US 11,907,843 B2
	Importance-aware model pruning and re-training for efficient convolutional neural networks
Anbang Yao, Beijing (CN); Yiwen Guo, Beijing (CN); and Yurong Chen, Beijing (CN)
Assigned to Intel Corporation, Santa Clara, CA (US)
Appl. No. 16/305,626
Filed by Intel Corporation, Santa Clara, CA (US)
PCT Filed Jun. 30, 2016, PCT No. PCT/CN2016/087859 § 371(c)(1), (2) Date Nov. 29, 2018, PCT Pub. No. WO2018/000309, PCT Pub. Date Jan. 4, 2018.
Prior Publication US 2020/0334537 A1, Oct. 22, 2020
Int. Cl. G06N 3/082 (2023.01); G06F 18/241 (2023.01); G06V 10/764 (2022.01); G06V 10/82 (2022.01)

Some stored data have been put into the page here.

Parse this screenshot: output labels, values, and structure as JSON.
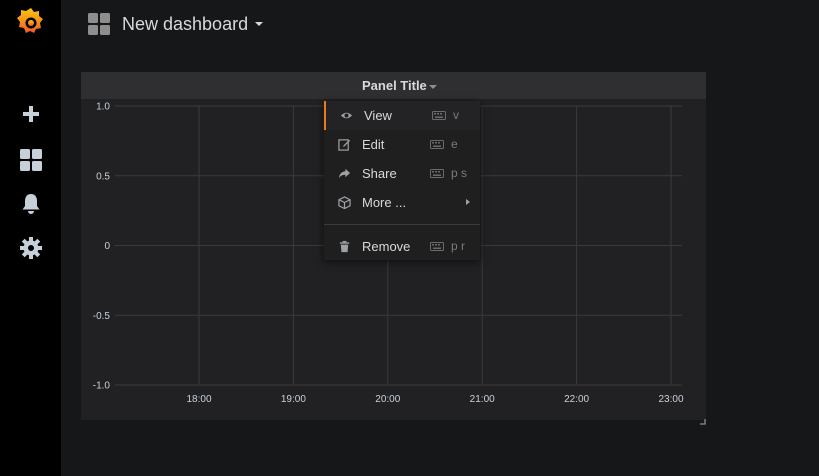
{
  "colors": {
    "sidebar_bg": "#000000",
    "page_bg": "#161719",
    "panel_bg": "#212124",
    "panel_header_bg": "#2f2f32",
    "grid": "#3a3a3d",
    "text": "#d8d9da",
    "accent": "#eb7b18"
  },
  "sidebar": {
    "logo": "grafana-logo-icon",
    "items": [
      {
        "icon": "plus-icon"
      },
      {
        "icon": "dashboards-icon"
      },
      {
        "icon": "bell-icon"
      },
      {
        "icon": "gear-icon"
      }
    ]
  },
  "header": {
    "icon": "dashboard-grid-icon",
    "title": "New dashboard"
  },
  "panel": {
    "title": "Panel Title"
  },
  "chart_data": {
    "type": "line",
    "title": "",
    "x": [
      "18:00",
      "19:00",
      "20:00",
      "21:00",
      "22:00",
      "23:00"
    ],
    "y_ticks": [
      "1.0",
      "0.5",
      "0",
      "-0.5",
      "-1.0"
    ],
    "ylim": [
      -1.0,
      1.0
    ],
    "grid": true,
    "series": []
  },
  "context_menu": {
    "items": [
      {
        "label": "View",
        "icon": "eye-icon",
        "shortcut": "v",
        "keyboard_icon": "keyboard-icon"
      },
      {
        "label": "Edit",
        "icon": "edit-icon",
        "shortcut": "e",
        "keyboard_icon": "keyboard-icon"
      },
      {
        "label": "Share",
        "icon": "share-icon",
        "shortcut": "p s",
        "keyboard_icon": "keyboard-icon"
      },
      {
        "label": "More ...",
        "icon": "cube-icon",
        "submenu": true
      }
    ],
    "danger_item": {
      "label": "Remove",
      "icon": "trash-icon",
      "shortcut": "p r",
      "keyboard_icon": "keyboard-icon"
    }
  }
}
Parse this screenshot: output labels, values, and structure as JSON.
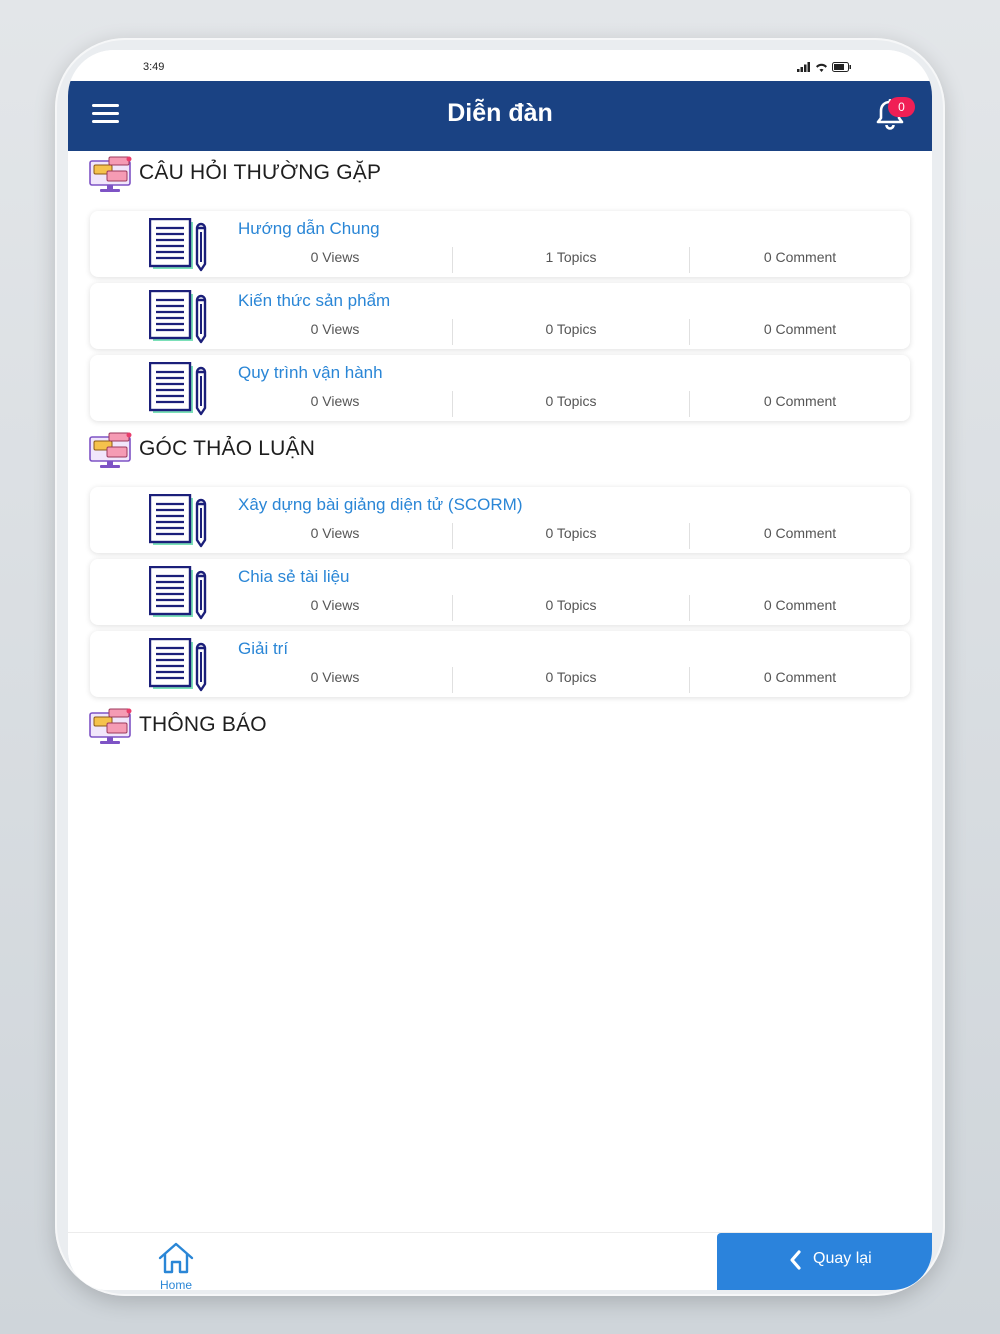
{
  "status_bar": {
    "time": "3:49"
  },
  "header": {
    "title": "Diễn đàn",
    "notification_count": "0"
  },
  "sections": [
    {
      "title": "CÂU HỎI THƯỜNG GẶP",
      "items": [
        {
          "title": "Hướng dẫn Chung",
          "views": "0 Views",
          "topics": "1 Topics",
          "comments": "0 Comment"
        },
        {
          "title": "Kiến thức sản phẩm",
          "views": "0 Views",
          "topics": "0 Topics",
          "comments": "0 Comment"
        },
        {
          "title": "Quy trình vận hành",
          "views": "0 Views",
          "topics": "0 Topics",
          "comments": "0 Comment"
        }
      ]
    },
    {
      "title": "GÓC THẢO LUẬN",
      "items": [
        {
          "title": "Xây dựng bài giảng diện tử (SCORM)",
          "views": "0 Views",
          "topics": "0 Topics",
          "comments": "0 Comment"
        },
        {
          "title": "Chia sẻ tài liệu",
          "views": "0 Views",
          "topics": "0 Topics",
          "comments": "0 Comment"
        },
        {
          "title": "Giải trí",
          "views": "0 Views",
          "topics": "0 Topics",
          "comments": "0 Comment"
        }
      ]
    },
    {
      "title": "THÔNG BÁO",
      "items": []
    }
  ],
  "footer": {
    "home_label": "Home",
    "back_label": "Quay lại"
  },
  "colors": {
    "header": "#1a4283",
    "link": "#2a86d6",
    "badge": "#f01f55",
    "back_button": "#2b83dc"
  },
  "icons": {
    "menu": "hamburger-menu-icon",
    "notification": "bell-icon",
    "section": "forum-monitor-icon",
    "item": "document-pencil-icon",
    "home": "home-icon",
    "back": "chevron-left-icon"
  }
}
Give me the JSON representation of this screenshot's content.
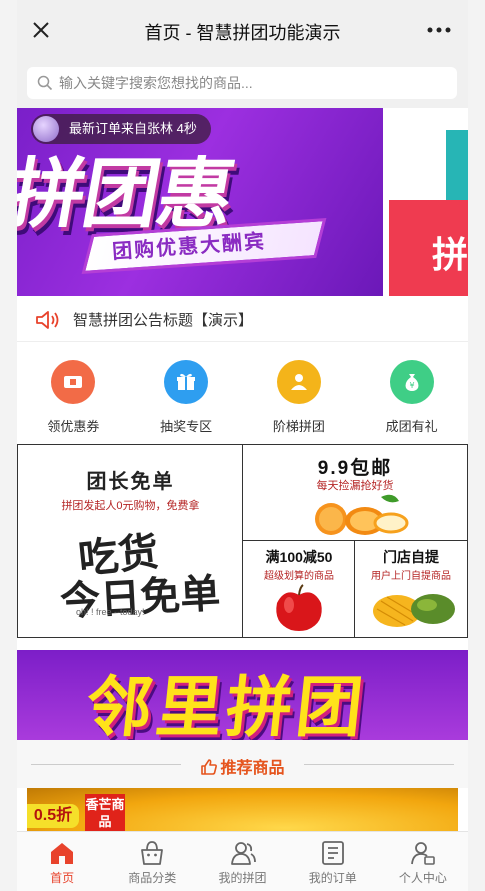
{
  "header": {
    "title": "首页 - 智慧拼团功能演示",
    "close_icon": "close-icon",
    "more_icon": "more-icon"
  },
  "search": {
    "placeholder": "输入关键字搜索您想找的商品..."
  },
  "banner": {
    "order_ticker": "最新订单来自张林 4秒",
    "headline": "拼团惠",
    "ribbon_text": "团购优惠大酬宾",
    "next_slide_char": "拼"
  },
  "notice": {
    "icon": "speaker-icon",
    "text": "智慧拼团公告标题【演示】"
  },
  "shortcuts": [
    {
      "label": "领优惠券",
      "icon": "coupon-icon",
      "color": "#f26b47"
    },
    {
      "label": "抽奖专区",
      "icon": "gift-icon",
      "color": "#2e9ef0"
    },
    {
      "label": "阶梯拼团",
      "icon": "group-icon",
      "color": "#f4b41a"
    },
    {
      "label": "成团有礼",
      "icon": "money-bag-icon",
      "color": "#3fce86"
    }
  ],
  "promo": {
    "leader": {
      "title": "团长免单",
      "subtitle": "拼团发起人0元购物，免费拿",
      "art_line1": "吃货",
      "art_line2": "今日免单",
      "footer": "oh! ! free --today!"
    },
    "cheap": {
      "title": "9.9包邮",
      "subtitle": "每天捡漏抢好货"
    },
    "discount": {
      "title": "满100减50",
      "subtitle": "超级划算的商品"
    },
    "pickup": {
      "title": "门店自提",
      "subtitle": "用户上门自提商品"
    }
  },
  "banner2": {
    "text": "邻里拼团"
  },
  "recommend": {
    "title": "推荐商品",
    "icon": "thumbs-up-icon"
  },
  "product": {
    "discount": "0.5折",
    "name": "香芒商品"
  },
  "tabbar": [
    {
      "label": "首页",
      "icon": "home-icon",
      "active": true
    },
    {
      "label": "商品分类",
      "icon": "basket-icon",
      "active": false
    },
    {
      "label": "我的拼团",
      "icon": "people-icon",
      "active": false
    },
    {
      "label": "我的订单",
      "icon": "order-icon",
      "active": false
    },
    {
      "label": "个人中心",
      "icon": "user-center-icon",
      "active": false
    }
  ],
  "colors": {
    "accent": "#e8432c",
    "brand_purple": "#8a2bc2"
  }
}
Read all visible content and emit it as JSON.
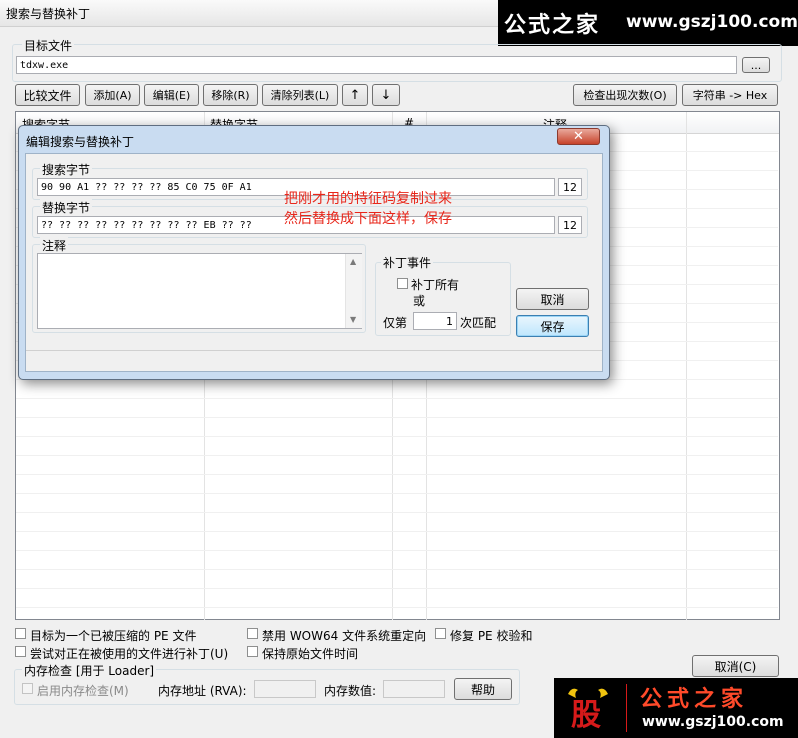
{
  "window": {
    "title": "搜索与替换补丁"
  },
  "watermark_top": {
    "brand": "公式之家",
    "url": "www.gszj100.com"
  },
  "watermark_bottom": {
    "logo_char": "股",
    "brand": "公式之家",
    "url": "www.gszj100.com"
  },
  "target": {
    "label": "目标文件",
    "value": "tdxw.exe",
    "browse_label": "..."
  },
  "toolbar": {
    "compare": "比较文件",
    "add": "添加(A)",
    "edit": "编辑(E)",
    "remove": "移除(R)",
    "clear": "清除列表(L)",
    "up": "↑",
    "down": "↓",
    "check_count": "检查出现次数(O)",
    "string_hex": "字符串 -> Hex"
  },
  "table": {
    "columns": [
      "搜索字节",
      "替换字节",
      "#",
      "注释"
    ]
  },
  "options": {
    "packed_pe": "目标为一个已被压缩的 PE 文件",
    "disable_wow64": "禁用 WOW64 文件系统重定向",
    "fix_checksum": "修复 PE 校验和",
    "patch_in_use": "尝试对正在被使用的文件进行补丁(U)",
    "keep_time": "保持原始文件时间"
  },
  "memory": {
    "group_label": "内存检查 [用于 Loader]",
    "enable": "启用内存检查(M)",
    "address_label": "内存地址 (RVA):",
    "value_label": "内存数值:",
    "help": "帮助"
  },
  "main_cancel": "取消(C)",
  "dialog": {
    "title": "编辑搜索与替换补丁",
    "search_label": "搜索字节",
    "search_value": "90 90 A1 ?? ?? ?? ?? 85 C0 75 0F A1",
    "search_count": "12",
    "replace_label": "替换字节",
    "replace_value": "?? ?? ?? ?? ?? ?? ?? ?? ?? EB ?? ??",
    "replace_count": "12",
    "comment_label": "注释",
    "patch_event_label": "补丁事件",
    "patch_all": "补丁所有",
    "or_text": "或",
    "only_prefix": "仅第",
    "only_value": "1",
    "only_suffix": "次匹配",
    "cancel": "取消",
    "save": "保存"
  },
  "annotation": {
    "line1": "把刚才用的特征码复制过来",
    "line2": "然后替换成下面这样，保存"
  },
  "colors": {
    "annotation": "#e8261a",
    "dialog_title_bg": "#c9dcf1",
    "watermark_bg": "#000000"
  }
}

CPC G06N 3/082 (2013.01) [G06F 18/241 (2023.01); G06V 10/764 (2022.01); G06V 10/82 (2022.01)]

25 Claims

1. An apparatus comprising:

a memory; and

hardware logic coupled to the memory, wherein the hardware logic is implemented in one or more of configurable logic or fixed-functionality logic hardware, the hardware logic coupled to the memory to:

conduct an importance measurement of a plurality of parametric generators in a trained neural network with one or more comparators that compare two or more parameter values that contain covariance matrix information, wherein the covariance matrix information is to indicate that first values of an inverse covariance matrix are greater than second values of the inverse covariance matrix, wherein the first values correspond to a first subset of a plurality of parameters and the second values correspond to a second subset of the plurality of parameters;

set the first subset of the plurality of parameters to zero and bypass a modification of the second subset of the plurality of parameters to zero based on the first values being greater than the second values to obtain a pruned neural network, wherein one or more parameters in the first subset is to be less than one or more of the second subset of the plurality of parameters;

re-train the pruned neural network; and

iteratively conduct the importance measurement, wherein the hardware logic coupled to the memory is to iteratively set the first subset of the plurality of parameters to zero and iteratively re-train the pruned neural network until the pruned neural network satisfies a sparsity condition.